If you haven’t noticed, I’m off on one of my whinny postings again. This time it’s about what do I do to plant and care for what I hope will be a productive dry-land summer garden.
Terracotta pots (Unglazed, unfired) in my garden. DIY – To reduce your garden’s water usage this summer (and low maintenance watering), buried clay pot irrigation might just be the trick. It’s a new concept to me but this method has apparently been around for centuries yet still offers value to today’s gardener.
Here’s how they work. Bury unglazed terracotta clay pots in the ground keeping the mouth level with or just above the soil surface and then fill them with water.
As the soil dries, suction develops and the water slowly seeps out from inside the pot and into the soil around it, the suction force is created by soil moisture tension and plant roots. This is a naturally automatic system, if it’s been raining, the soil is wet so there is no moisture tension and the pots don’t release any water. The soil gets just what it needs, right when it needs it with no gadgets or sensors required!

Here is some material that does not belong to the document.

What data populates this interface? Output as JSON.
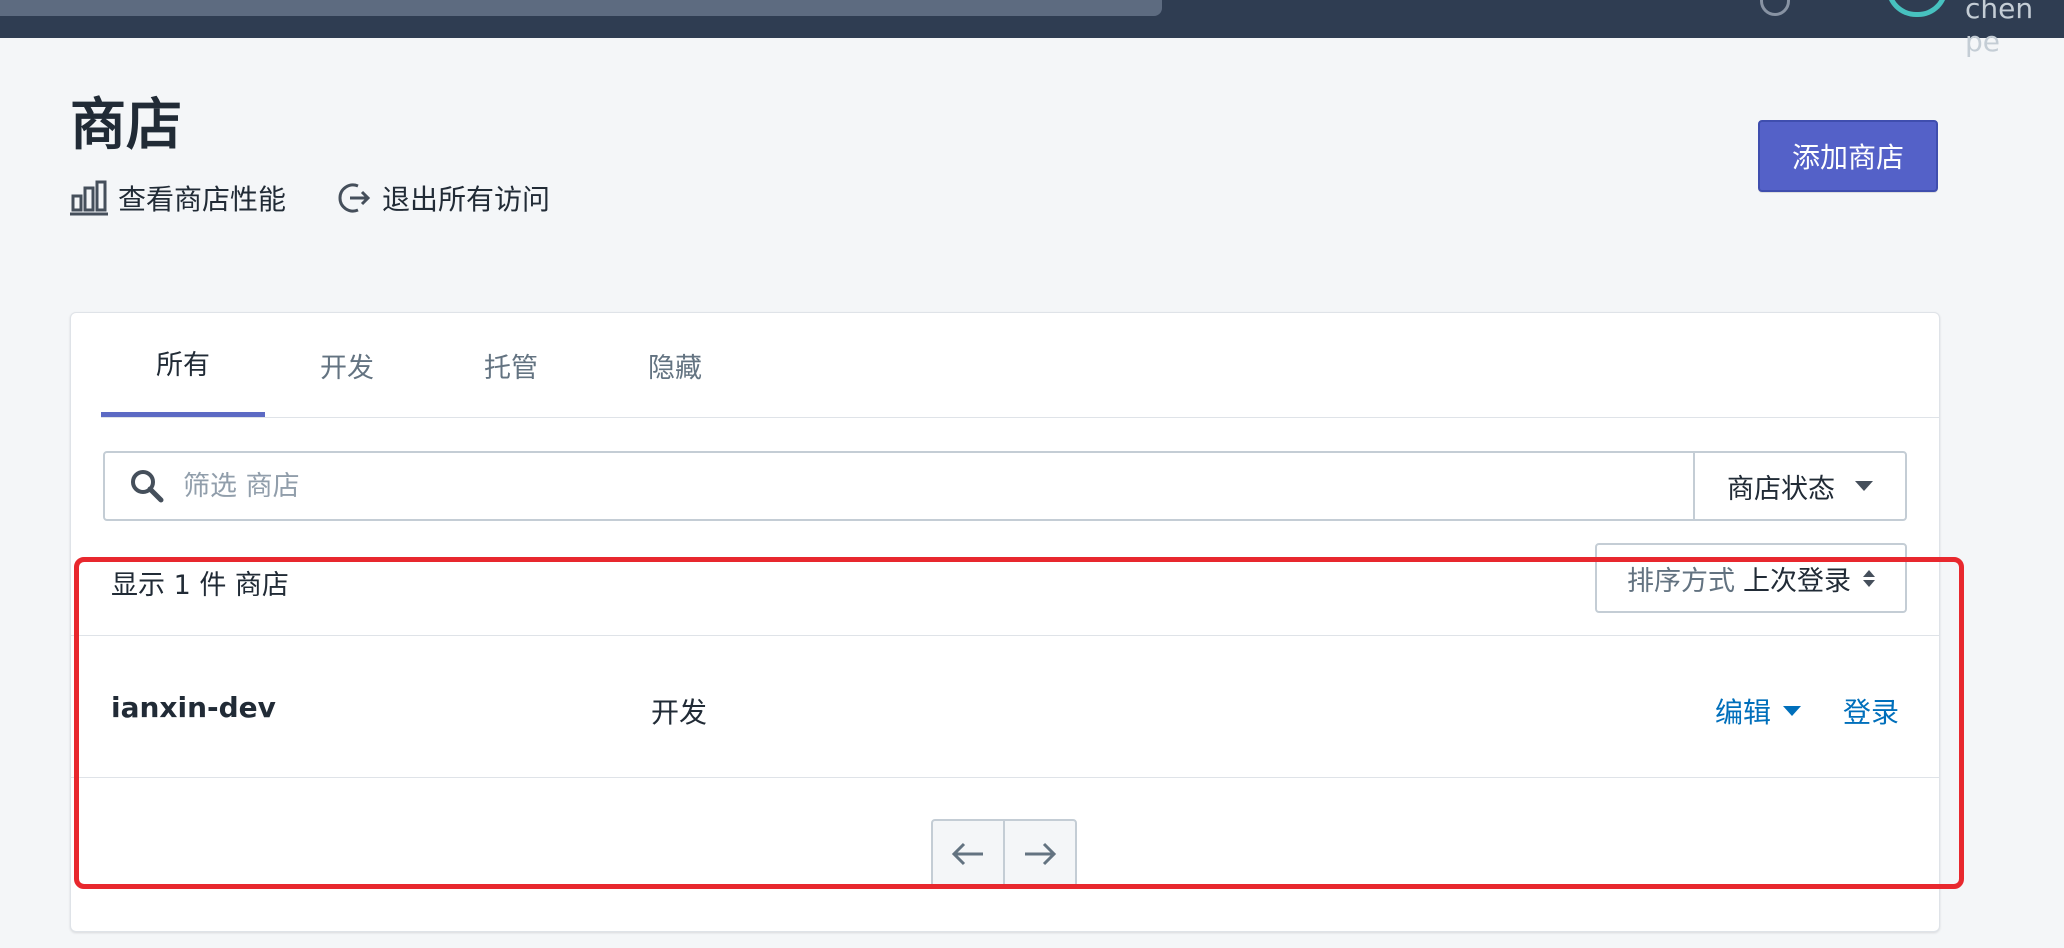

How many do you need? Each pot will water the plants within its immediate area. The larger the pot you use, the larger the area it covers and the less often you have to refill it up with water.
Since the pots are buried, water is delivered more efficiently at root level rather than above the soil surface with water needing to travel only a few inches to reach your plants roots system. To keep the system working optimally, add more water to the pots as needed and avoid letting them dry out completely.
Dig the pots up at the end of the growing season to prevent breakage over cold winter months and to allow you to easily till your garden plot.
This method can be used in container gardening as well, you’ll just need to use smaller clay pots that will fit inside the containers or planter boxes leaving enough room for the plants to thrive.
What kind of pots do I use?. They need to be unglazed clay pots and can have a wide or narrow mouth. Select pots that don’t have a long or fragile neck so they’ll withstand being buried without breaking. You can use regular terracotta flower pots but make sure to seal the pot drainage hole. Keep the mouth of the jar covered to prevent insects and debris from getting inside and to help reduce water loss through evaporation. If there are no fitted lids for the jars, you can use a inverted pot of the same size, flat rocks, shells or ceramic tiles depending on the size of the pot opening.
Hint To test whether a pot will work or not, fill it with water and watch if the outside surface becomes damp. If it does, it’s porous enough to work as a plant watering device.
Useful Tip Because the soil is kept moist inches below the soil surface, this helps reduce the growth of weeds this also means less water consumption and less maintenance.